HOUSTON – A circulating biomarker has the potential to identify metastatic pancreatic cancer and may be able to predict prognosis, investigators said.
Levels of a gene encoding for the gap-junction beta 3 (GJB3) protein were highly elevated in both pancreatic cancer cell lines and in blood samples from patients with pancreatic ductal adenocarcinoma (PDAC), but the gene was undetectable in blood samples from patients without cancer, reported Dr. Raoud Marayati from the Lineberger Comprehensive Cancer Center at the University of North Carolina, Chapel Hill.
An analysis of gene expression in tumors from patients with PDAC also showed that patients with tumors expressing higher levels of GJB3 had significantly worse overall survival rates.
“GJB3 is highly expressed in blood samples from patients with metastatic versus local pancreatic cancer. GJB3 is a potential circulating biomarker for metastatic pancreatic cancer,” Dr. Marayati said at the annual Society of Surgical Oncology Cancer Symposium.
Markers lacking
PDAC is a highly aggressive cancer with a propensity for early invasion and metastasis. More than half of all patients (53%) have metastatic disease at the time of diagnosis, and 5-year survival for these patients is only 2.3%, according to the Surveillance, Epidemiology, and End Results (SEER) cancer statistics review for 2014, she noted.
The only currently available clinical biomarker for PDAC, carbohydrate antigen 19-9 (CA 19-9), generally correlates with treatment response and disease recurrence but has low sensitivity and specificity, Dr. Marayati said.
Circulating tumor cells (CTCs) – cells shed from the primary tumor into circulation – hold promise for better detection of cancer, but CTCs from pancreatic tumors have proven to be extremely difficult to isolate and count, she added.

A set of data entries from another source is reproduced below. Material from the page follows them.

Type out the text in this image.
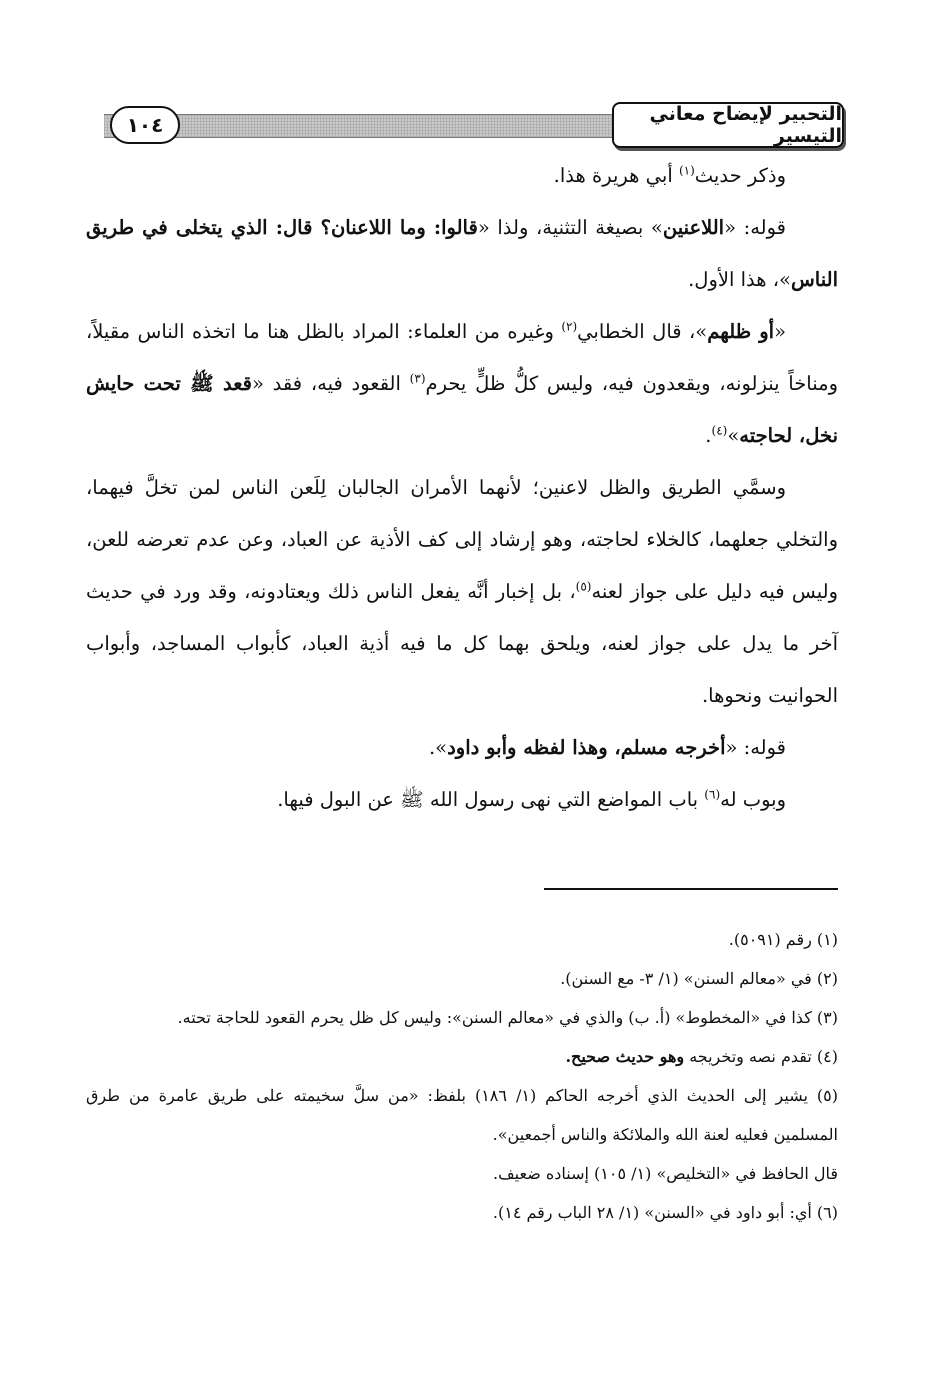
التحبير لإيضاح معاني التيسير
١٠٤

وذكر حديث$^{(١)}$ أبي هريرة هذا.

قوله: «اللاعنين» بصيغة التثنية، ولذا «قالوا: وما اللاعنان؟ قال: الذي يتخلى في طريق الناس»، هذا الأول.

«أو ظلهم»، قال الخطابي$^{(٢)}$ وغيره من العلماء: المراد بالظل هنا ما اتخذه الناس مقيلاً، ومناخاً ينزلونه، ويقعدون فيه، وليس كلُّ ظلٍّ يحرم$^{(٣)}$ القعود فيه، فقد «قعد ﷺ تحت حايش نخل، لحاجته»$^{(٤)}$.

وسمَّي الطريق والظل لاعنين؛ لأنهما الأمران الجالبان لِلَعن الناس لمن تخلَّ فيهما، والتخلي جعلهما، كالخلاء لحاجته، وهو إرشاد إلى كف الأذية عن العباد، وعن عدم تعرضه للعن، وليس فيه دليل على جواز لعنه$^{(٥)}$، بل إخبار أنَّه يفعل الناس ذلك ويعتادونه، وقد ورد في حديث آخر ما يدل على جواز لعنه، ويلحق بهما كل ما فيه أذية العباد، كأبواب المساجد، وأبواب الحوانيت ونحوها.

قوله: «أخرجه مسلم، وهذا لفظه وأبو داود».

وبوب له$^{(٦)}$ باب المواضع التي نهى رسول الله ﷺ عن البول فيها.

(١) رقم (٥٠٩١).

(٢) في «معالم السنن» (١/ ٣- مع السنن).

(٣) كذا في «المخطوط» (أ. ب) والذي في «معالم السنن»: وليس كل ظل يحرم القعود للحاجة تحته.

(٤) تقدم نصه وتخريجه وهو حديث صحيح.

(٥) يشير إلى الحديث الذي أخرجه الحاكم (١/ ١٨٦) بلفظ: «من سلَّ سخيمته على طريق عامرة من طرق المسلمين فعليه لعنة الله والملائكة والناس أجمعين».

قال الحافظ في «التخليص» (١/ ١٠٥) إسناده ضعيف.

(٦) أي: أبو داود في «السنن» (١/ ٢٨ الباب رقم ١٤).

To see whether they could identify circulating biomarkers of metastatic PDAC, Dr. Marayati and colleagues working in the laboratory of Dr. Jen Jen Yeh at the university first identified 76 genes that are differentially overexpressed in metastatic PDAC tumors, compared with localized primary tumors and with normal tissues.
The investigators looked for expression of the genes in 11 pancreatic cancer cell lines and in blood samples from 20 patients with pancreatic cancer and four without cancer. As noted, one gene, GJB3, was highly expressed in all of the cell-line samples but could not be detected in white blood cells from patients without PDAC.
To validate GJB3 as a potential cancer marker, the authors looked at expression levels in circulating tumor cells and found that, among the patients with cancer, expression levels of GBJ3 were significantly higher in those with metastatic disease, compared with localized disease (P = .016).
“That would suggest that GJB3 is a potential circulating biomarker specifically for metastatic pancreatic cancer patients,” Dr. Marayati said.
The investigators hypothesized that GJB3 may play a role in the biology of pancreatic cancer metastasis. To test this idea, they looked at resected tumors from 131 patients with primary pancreatic cancer and found that high tumor expression of GJB3 was associated with worse survival. Median overall survival among 32 patients with low levels of gene expression in their tumors was 24 months, compared with 15 months for 99 patients with high levels of GJB3 expression (P = .031).
The investigators plan to further validate the marker by testing it with larger samples from both patients with pancreatic cancer and controls.
The study funding source was not disclosed. Dr. Marayati reported having no disclosures.